La diosa Palas Atenea combinaba la
pudicia de sus costumbres con una lengua filosa y mordaz. De ella se cuentan
episodios en los que su ingenio cáustico causó estragos.
Pasando, bajo la figura de una joven,
delante de un grupo de soldados, uno de éstos se mofó de su actitud recatada.
—Miren a esa tonta, cómo tiembla al
ver tantos hombres juntos.
Sin detenerse, la diosa le replicó:
—Te equivocas. Tiemblo al verte a ti
entre tantos hombres.
Impelidos por una fuerza irresistible
que emanaba de aquella joven, los demás soldados le infligieron a su camarada
el trato que por lo general los hombres dispensan a las mujeres en el lecho.

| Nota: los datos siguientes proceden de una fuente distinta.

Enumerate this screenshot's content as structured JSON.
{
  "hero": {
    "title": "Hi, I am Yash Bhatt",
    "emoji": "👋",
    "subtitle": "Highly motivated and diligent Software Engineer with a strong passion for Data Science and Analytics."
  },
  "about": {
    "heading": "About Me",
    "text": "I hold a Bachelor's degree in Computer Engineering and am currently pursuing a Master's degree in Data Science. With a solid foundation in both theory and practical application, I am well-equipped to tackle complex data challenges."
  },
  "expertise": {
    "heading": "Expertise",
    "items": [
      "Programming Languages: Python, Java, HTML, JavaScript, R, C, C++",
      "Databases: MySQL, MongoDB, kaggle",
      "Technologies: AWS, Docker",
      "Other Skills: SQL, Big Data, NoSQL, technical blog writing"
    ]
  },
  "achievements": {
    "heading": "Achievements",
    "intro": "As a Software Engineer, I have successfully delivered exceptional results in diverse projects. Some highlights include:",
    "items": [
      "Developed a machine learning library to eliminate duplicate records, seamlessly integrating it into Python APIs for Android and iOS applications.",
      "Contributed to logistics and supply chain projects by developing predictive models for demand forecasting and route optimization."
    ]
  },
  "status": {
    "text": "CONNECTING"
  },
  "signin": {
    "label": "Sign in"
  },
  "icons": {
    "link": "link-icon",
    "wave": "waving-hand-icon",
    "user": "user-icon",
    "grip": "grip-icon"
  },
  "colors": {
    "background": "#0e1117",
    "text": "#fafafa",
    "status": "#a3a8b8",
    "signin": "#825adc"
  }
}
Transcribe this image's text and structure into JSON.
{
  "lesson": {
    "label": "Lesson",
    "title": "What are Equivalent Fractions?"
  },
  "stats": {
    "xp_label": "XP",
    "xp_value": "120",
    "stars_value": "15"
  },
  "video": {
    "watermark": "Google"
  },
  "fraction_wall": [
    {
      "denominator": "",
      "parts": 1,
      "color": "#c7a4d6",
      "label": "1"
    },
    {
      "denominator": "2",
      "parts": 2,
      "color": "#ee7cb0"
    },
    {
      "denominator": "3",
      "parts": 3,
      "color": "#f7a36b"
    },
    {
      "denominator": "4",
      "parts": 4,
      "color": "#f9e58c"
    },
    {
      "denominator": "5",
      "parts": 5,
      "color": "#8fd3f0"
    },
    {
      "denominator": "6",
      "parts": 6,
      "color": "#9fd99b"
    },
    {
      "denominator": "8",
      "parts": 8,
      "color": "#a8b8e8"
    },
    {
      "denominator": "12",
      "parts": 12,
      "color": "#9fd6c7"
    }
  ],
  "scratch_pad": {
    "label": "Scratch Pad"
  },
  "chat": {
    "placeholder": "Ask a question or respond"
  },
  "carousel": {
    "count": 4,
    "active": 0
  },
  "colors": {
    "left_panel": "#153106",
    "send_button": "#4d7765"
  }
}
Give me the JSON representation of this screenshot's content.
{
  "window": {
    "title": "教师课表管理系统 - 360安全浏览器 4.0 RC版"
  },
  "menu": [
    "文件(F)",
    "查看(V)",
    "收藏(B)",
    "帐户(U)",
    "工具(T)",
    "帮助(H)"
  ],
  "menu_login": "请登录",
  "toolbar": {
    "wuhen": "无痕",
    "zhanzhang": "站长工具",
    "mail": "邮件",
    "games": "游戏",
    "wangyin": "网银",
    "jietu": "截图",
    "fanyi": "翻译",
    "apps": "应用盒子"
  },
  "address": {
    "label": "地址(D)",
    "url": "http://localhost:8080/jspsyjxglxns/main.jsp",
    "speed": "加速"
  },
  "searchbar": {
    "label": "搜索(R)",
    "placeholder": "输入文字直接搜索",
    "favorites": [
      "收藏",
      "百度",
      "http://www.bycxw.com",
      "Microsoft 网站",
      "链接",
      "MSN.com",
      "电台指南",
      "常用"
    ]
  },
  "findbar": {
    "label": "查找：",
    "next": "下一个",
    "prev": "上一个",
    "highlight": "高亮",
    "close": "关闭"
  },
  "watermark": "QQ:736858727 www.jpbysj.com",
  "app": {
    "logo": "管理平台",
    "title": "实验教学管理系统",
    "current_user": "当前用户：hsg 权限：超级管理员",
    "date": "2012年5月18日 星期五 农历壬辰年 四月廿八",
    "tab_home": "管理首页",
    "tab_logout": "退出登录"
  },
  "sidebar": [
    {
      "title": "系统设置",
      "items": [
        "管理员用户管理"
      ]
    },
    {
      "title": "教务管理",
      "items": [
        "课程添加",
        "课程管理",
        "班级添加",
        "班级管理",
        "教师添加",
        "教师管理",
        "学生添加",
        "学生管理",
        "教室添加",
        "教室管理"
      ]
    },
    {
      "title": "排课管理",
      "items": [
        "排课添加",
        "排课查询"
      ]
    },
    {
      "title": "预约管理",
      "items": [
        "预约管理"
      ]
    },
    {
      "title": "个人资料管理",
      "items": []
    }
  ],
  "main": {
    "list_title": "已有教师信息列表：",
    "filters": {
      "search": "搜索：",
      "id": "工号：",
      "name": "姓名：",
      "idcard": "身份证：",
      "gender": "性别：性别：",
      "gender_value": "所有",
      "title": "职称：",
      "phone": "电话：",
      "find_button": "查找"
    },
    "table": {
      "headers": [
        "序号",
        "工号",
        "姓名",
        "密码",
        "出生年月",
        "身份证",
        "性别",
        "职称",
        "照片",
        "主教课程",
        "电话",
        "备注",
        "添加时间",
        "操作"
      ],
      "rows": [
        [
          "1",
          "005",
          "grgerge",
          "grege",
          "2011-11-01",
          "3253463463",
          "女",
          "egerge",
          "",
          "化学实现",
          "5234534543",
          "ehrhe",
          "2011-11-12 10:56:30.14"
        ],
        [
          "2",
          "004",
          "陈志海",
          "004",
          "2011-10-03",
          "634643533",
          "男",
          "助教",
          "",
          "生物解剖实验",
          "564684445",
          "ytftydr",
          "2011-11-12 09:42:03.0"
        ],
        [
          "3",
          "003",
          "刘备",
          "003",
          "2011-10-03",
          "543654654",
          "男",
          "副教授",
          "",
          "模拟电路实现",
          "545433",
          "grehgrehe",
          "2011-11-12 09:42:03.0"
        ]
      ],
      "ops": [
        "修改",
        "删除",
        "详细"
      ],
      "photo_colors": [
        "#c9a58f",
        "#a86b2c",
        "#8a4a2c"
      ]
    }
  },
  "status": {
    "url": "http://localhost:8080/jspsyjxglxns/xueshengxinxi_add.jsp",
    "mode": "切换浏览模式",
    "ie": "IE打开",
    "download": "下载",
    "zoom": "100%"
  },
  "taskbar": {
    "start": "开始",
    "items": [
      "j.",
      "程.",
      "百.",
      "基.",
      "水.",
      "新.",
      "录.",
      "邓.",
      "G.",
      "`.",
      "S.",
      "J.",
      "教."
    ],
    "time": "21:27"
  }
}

Otra vez un anciano decrépito, que no
la reconoció, le propuso un negocio:
—Si te regalo esta fíbula de oro ¿te
acostarías conmigo?
Palas Atenea le arrebató la fíbula:
—Lo que harías en la cama ya lo
hiciste. Y no volverás a hacerlo.
El anciano enmudeció para siempre.
Y otra vez un pirata tirreno, que
supo quién era esa mujer de ojos de búho, le murmuró en el oído esta
indecencia:
—Te apuesto a que mi falo puede
llegar hasta tu boca sin necesidad de que tú dobles la espalda y te inclines.
Si gano, ¿con qué me pagarás?
La diosa respondió:
—Te concederé la gracia de que, en lo
sucesivo, sólo puedas beber tu propio néctar.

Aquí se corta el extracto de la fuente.